On 18 July 2020, the respondent (ZIMRA) issued a notice of seizure of the applicant's truck and tanker (reference number 00348L). By letter dated 27 July 2020, the applicant's legal practitioners (Gonese Ndlovu Legal Practitioners) wrote to ZIMRA's Station Manager at Forbes Border post regarding the seizure. The Regional Manager responded on 18 August 2020, stating that the tanker trucks and petroleum products would remain impounded and would be forfeited to the state. On 12 October 2020, a different firm of legal practitioners wrote to the Commissioner of Customs and Excise appealing the decision. ZIMRA addressed the appeal by letter dated 11 January 2021. On 14 October 2020, the applicant served notice to institute proceedings. The application for recovery of the seized goods was filed on 2 March 2021. ZIMRA raised two points in limine: (1) that the claim had prescribed under section 193(12) of the Customs and Excise Act which required proceedings to be instituted within three months of the notice of seizure, and (2) that the applicant had not given proper 60 days' notice under section 196(1) of the Act (this second objection was later abandoned).
The respondent's point in limine on prescription was upheld. The application was dismissed with costs.
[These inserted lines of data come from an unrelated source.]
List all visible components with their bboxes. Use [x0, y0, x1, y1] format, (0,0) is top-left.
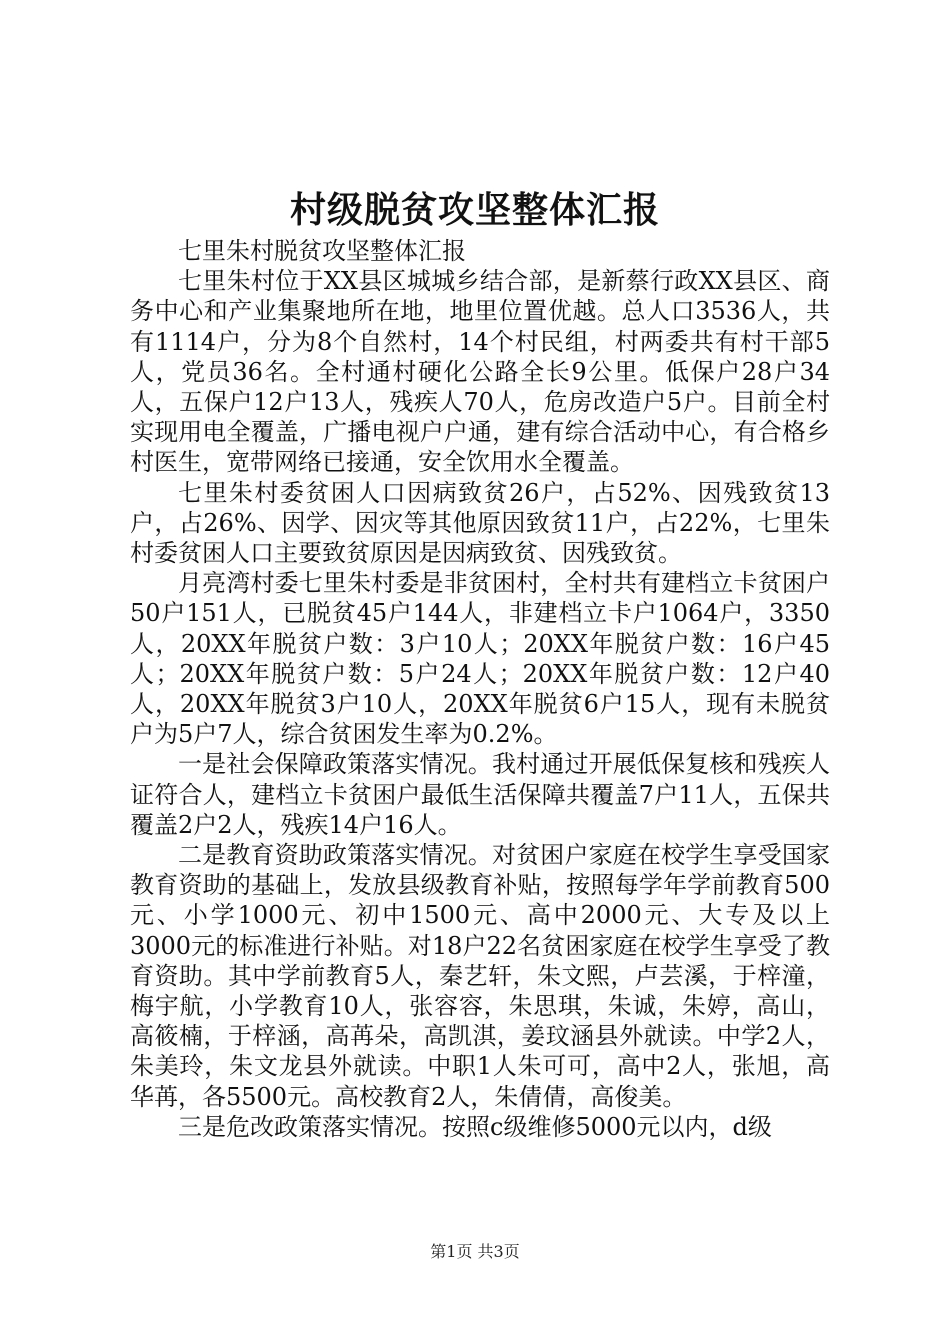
document-title: 村级脱贫攻坚整体汇报 — [289, 189, 660, 231]
page-footer: 第1页 共3页 — [430, 1242, 520, 1261]
paragraph-education: 二是教育资助政策落实情况。对贫困户家庭在校学生享受国家教育资助的基础上，发放县级教育补贴，按照每学年学前教育500元、小学1000元、初中1500元、高中2000元、大专及以上3000元的标准进行补贴。对18户22名贫困家庭在校学生享受了教育资助。其中学前教育5人，秦艺轩，朱文熙，卢芸溪，于梓潼，梅宇航，小学教育10人，张容容，朱思琪，朱诚，朱婷，高山，高筱楠，于梓涵，高苒朵，高凯淇，姜玟涵县外就读。中学2人，朱美玲，朱文龙县外就读。中职1人朱可可，高中2人，张旭，高华苒，各5500元。高校教育2人，朱倩倩，高俊美。 — [130, 841, 830, 1111]
paragraph-housing: 三是危改政策落实情况。按照c级维修5000元以内，d级 — [178, 1112, 772, 1141]
paragraph-poverty-stats: 月亮湾村委七里朱村委是非贫困村，全村共有建档立卡贫困户50户151人，已脱贫45户144人，非建档立卡户1064户，3350人，20XX年脱贫户数：3户10人；20XX年脱贫户数：16户45人；20XX年脱贫户数：5户24人；20XX年脱贫户数：12户40人，20XX年脱贫3户10人，20XX年脱贫6户15人，现有未脱贫户为5户7人，综合贫困发生率为0.2%。 — [130, 569, 830, 749]
document-body — [130, 236, 830, 1142]
paragraph-subtitle: 七里朱村脱贫攻坚整体汇报 — [178, 237, 466, 265]
paragraph-social-security: 一是社会保障政策落实情况。我村通过开展低保复核和残疾人证符合人，建档立卡贫困户最低生活保障共覆盖7户11人，五保共覆盖2户2人，残疾14户16人。 — [130, 750, 830, 839]
paragraph-poverty-causes: 七里朱村委贫困人口因病致贫26户，占52%、因残致贫13户，占26%、因学、因灾等其他原因致贫11户，占22%，七里朱村委贫困人口主要致贫原因是因病致贫、因残致贫。 — [130, 478, 830, 568]
paragraph-overview: 七里朱村位于XX县区城城乡结合部，是新蔡行政XX县区、商务中心和产业集聚地所在地，地里位置优越。总人口3536人，共有1114户，分为8个自然村，14个村民组，村两委共有村干部5人，党员36名。全村通村硬化公路全长9公里。低保户28户34人，五保户12户13人，残疾人70人，危房改造户5户。目前全村实现用电全覆盖，广播电视户户通，建有综合活动中心，有合格乡村医生，宽带网络已接通，安全饮用水全覆盖。 — [130, 267, 830, 477]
The binding legal principle established is that under section 193(12) of the Customs and Excise Act [Chapter 23:02], proceedings for recovery of seized goods must be instituted within three months of the notice of seizure being given, and this time period is peremptory and not subject to extension. The exhaustion of internal administrative remedies does not suspend or extend the three-month prescription period provided for in section 193(12). The cause of action for purposes of the prescription period is the notice of seizure itself. Section 196(2) of the Act, which provides for an eight-month period to bring proceedings, is expressly made subject to section 193(12), meaning the shorter three-month period applies in cases involving seizure and forfeiture of goods.
The court noted that in Qingsham Investment (Pvt) Ltd v ZIMRA, HH-207-17, the exhaustion of internal remedies was considered, but distinguished that case on the basis that it was in the context of an urgent application and therefore not applicable to the present matter. The court also observed that there is nothing in the law that requires a person to exhaust internal remedies before instituting civil proceedings for recovery of seized goods. The court further noted the general rule that costs should follow the cause, especially in non-constitutional matters.
This case is significant in Zimbabwean customs and excise law as it clarifies the strict application of prescription periods under section 193(12) of the Customs and Excise Act [Chapter 23:02]. It establishes that the three-month period for instituting proceedings for recovery of seized goods runs from the date of the notice of seizure and is not extended by the pursuit of internal remedies or appeals. The case reinforces the principle that statutory time limits for instituting proceedings are peremptory and cannot be extended by the exhaustion of internal administrative remedies. It also clarifies the relationship between section 193(12) and section 196(2) of the Act, confirming that the eight-month period under section 196(2) is subject to the three-month limitation under section 193(12).